In March of this year I had another relapse (loss of movement in my right hand) and agreed that maybe it was time I considered treatment. After much reading, and weighing up of pro’s and con’s I settled on Avonex as the most appropriate treatment for me, and received my first dose in May. 6 weeks later I experienced my 4th relapse, again pins and needles and again on my upper left hand side (this time my back and shoulder blade)

Still being quite new to this, I did not consider this latest episode to be significant enough to report, and so did not mention anything until my routine consultant appointment in September. However, when I did mention it, there was much discussion between the medical professionals with the overall opinion that I need to change my treatment, as Avonex is not working.

I realise that I probably have a lot to learn, (which is kind of why I’m here tonight), but the crux of my dilemma is this: Prior to starting with Avonex, I was advised that I may experience some side effects for up to 12 weeks whilst my body became accustomed to the drug, but if this is the case why then is it possible to categorically claim that the drug is not working after only 6 weeks of treatment? It feels very much like a knee jerk reaction to me, but since I have no yard stick against which to compare, I may be totally wrong in my judgement.

I would be very grateful for your thoughts and comments and fully appreciate any help that you may be able to offer.

Many thanks,


Hi Eve,

First I will come clean, and say I’m not on, and have never been on DMDs. I was a very borderline case anyway, so with my neuro’s blessing, we decided to leave things alone and hope for the best. Four years on, I am not doing too badly, touch wood, so we have not yet had cause to revisit that decision.

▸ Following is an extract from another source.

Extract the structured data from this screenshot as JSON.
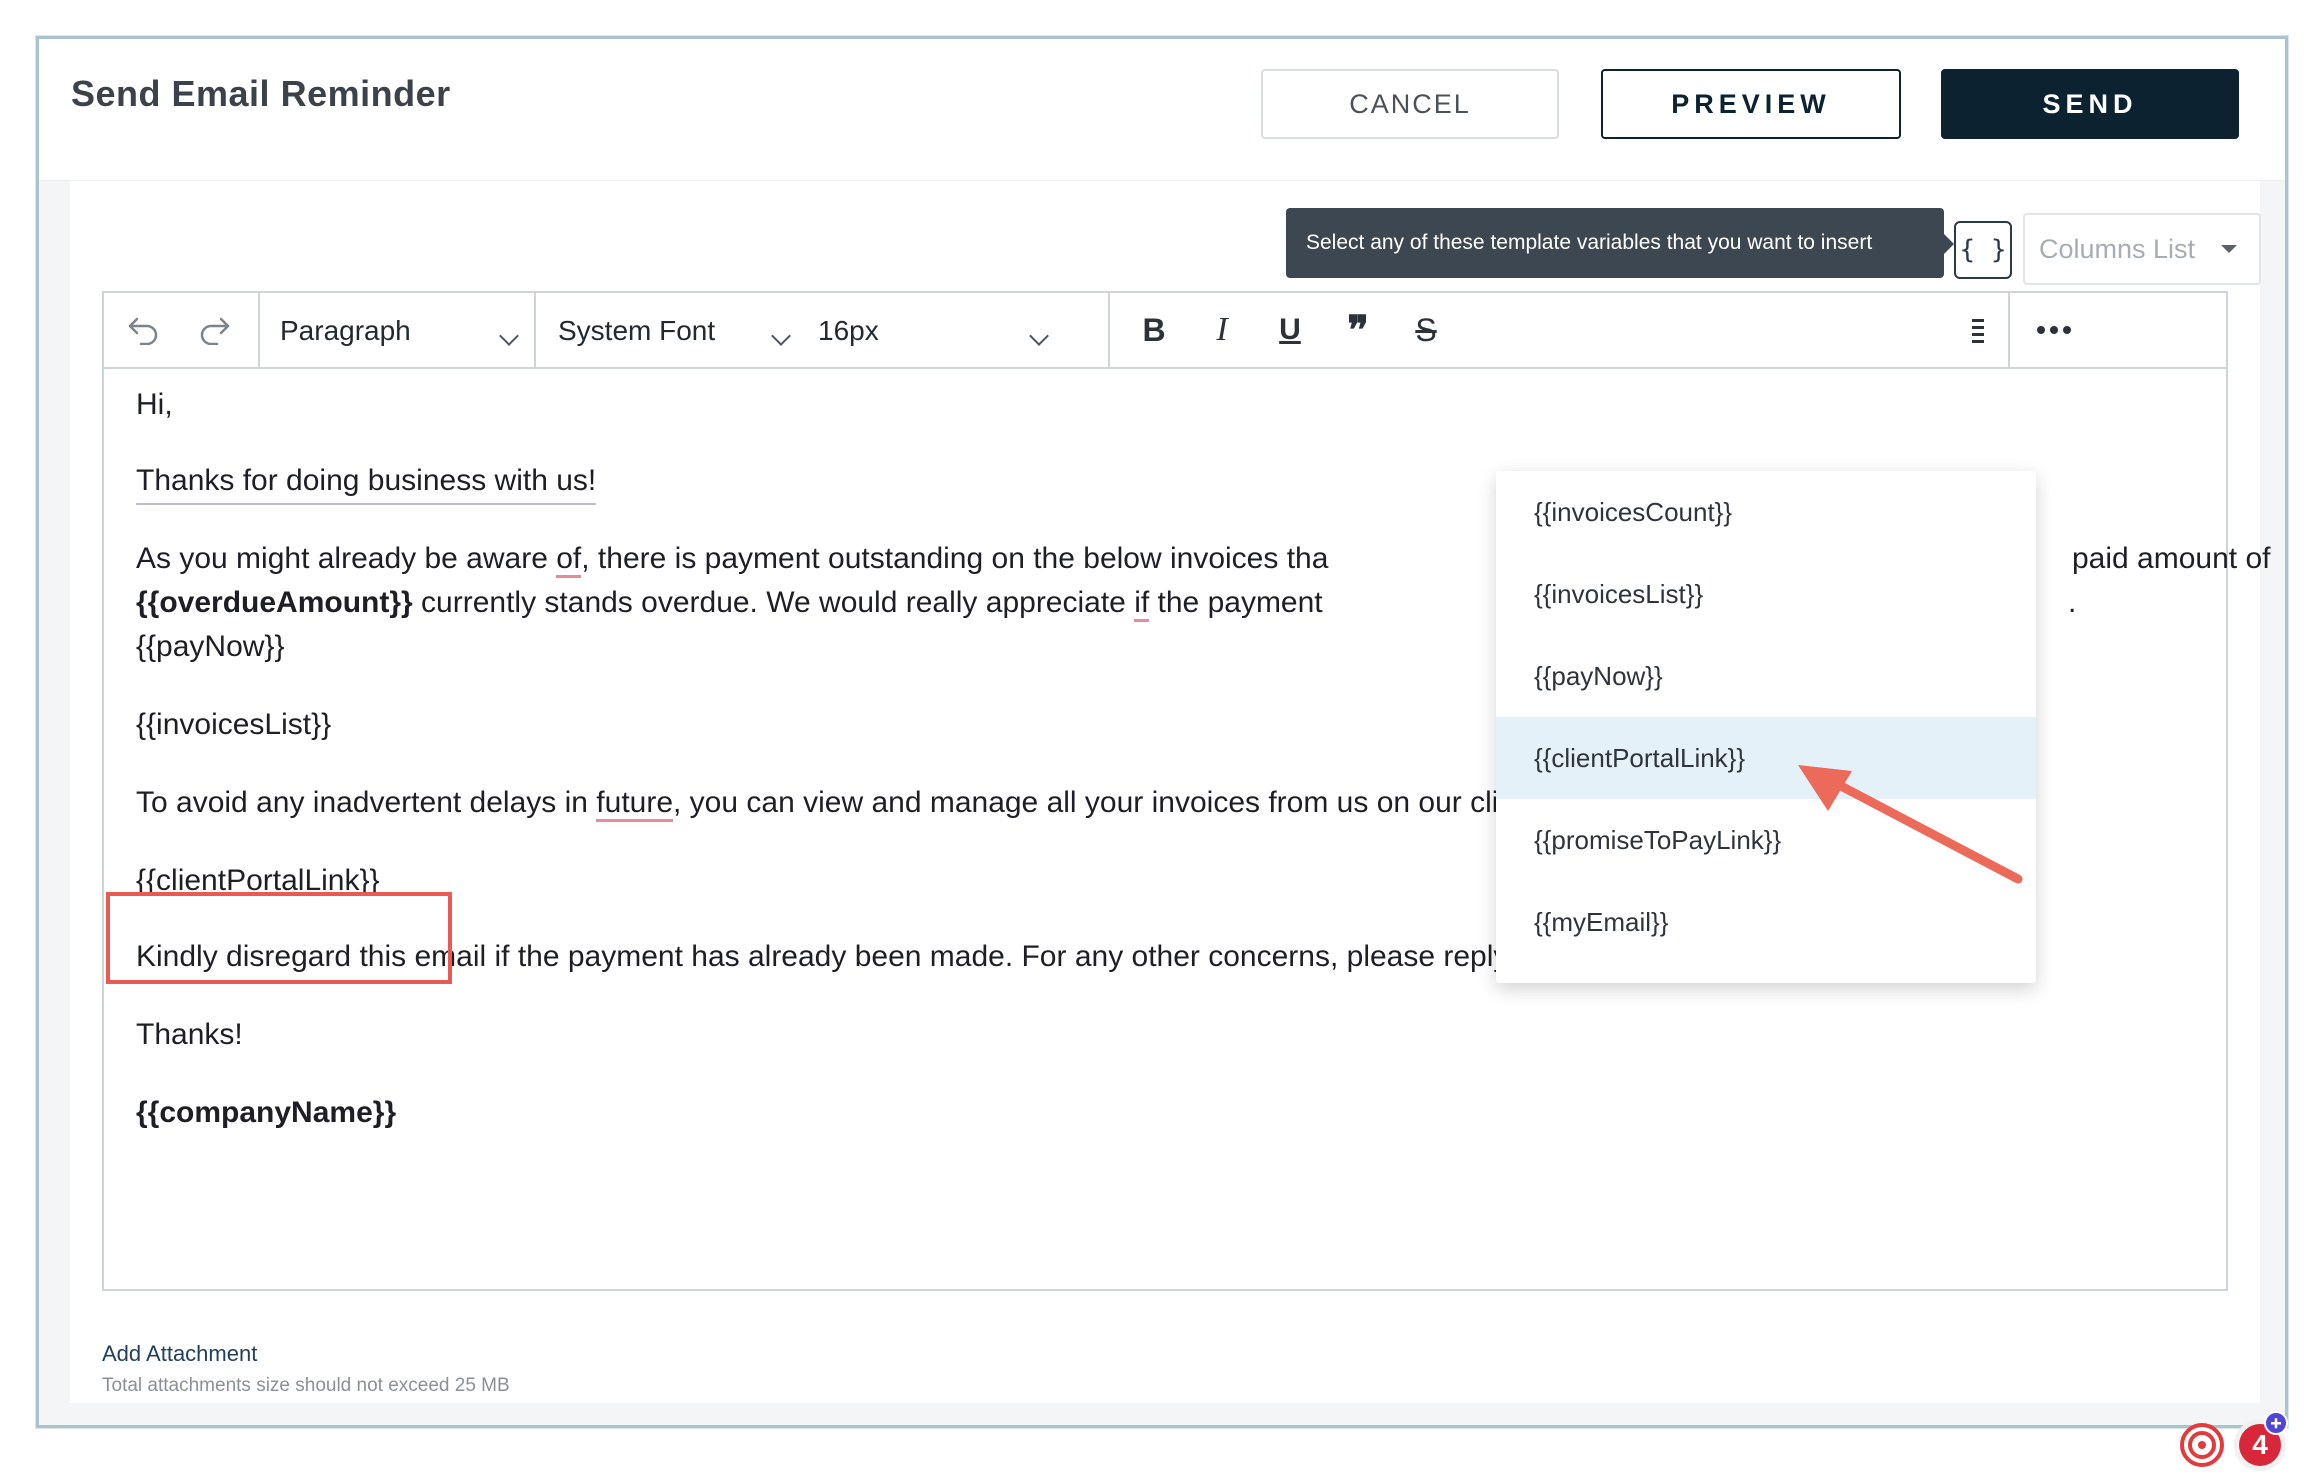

However, I’ve been around these boards some time, and do read-up about the DMDs, just in case I might ever change my mind and want to take one (or have little choice).

My understanding, like yours, is that they do take some time to build up to full effectiveness within the body, so instant results are not to be expected. Personally, like you, I would suspect any relapse just six weeks in probably still stems from the time before you started the DMD, and so is not a fair measure of whether it is working.

But then again, it depends what you want out of this. If there is a chance that what is on offer is one of the newer tablet forms of DMD, so goodbye to injections, you may not want to protest too vigorously about what looks like a snap decision, as you might end up with something that is both easier and more convenient to take AND has a higher success rate.

So yes, I do think it’s worth querying whether six weeks was really a fair test of whether Avonex was working, but you might want to tread quite carefully, and phrase it as curiosity, rather than doubting the decision, so that you don’t accidentally close the door on any options that might be more attractive.



hi eve

anitra has given excellent advice.

on the one hand you were happy enough on avonex but there are several tablet forms of dmds.

​so as tina says, phrase it as curiousity so that your consultant has the option of offering an oral therapy.

good luck

carole x

Hi I was diagnosed about 14 years ago and have been lucky to only have a bad relapse needing steroids about 5 times.

I was lost in the system so have not really seen anyone until now. I am going to use this forum from now on to get info i need as was unaware there were any new treatments available. I said no in the early days to injecting myself as i’m a wimp and don’t like needles, also didn’t think i was bad enough as only relapses every 2 years

I am thinking its about time I tried treatment as I have had 2 relapses in the last 6 months one being the loss of use of my right hand. This frightened me as i couldn’t work being that I am a hairdresser, all my other relapses didn’t seem as bad. You can still work with one eye, pain or not walking properly.

The neurologist thinks it a good idea as things are progressing quicker.

The options i have been given are Tysabri (intravenous once a month) and alemtuzumab (intravenous 5 days year 1, 3 days year 2.

Is there anyone who is on or have tried either of these that can help me make a decision?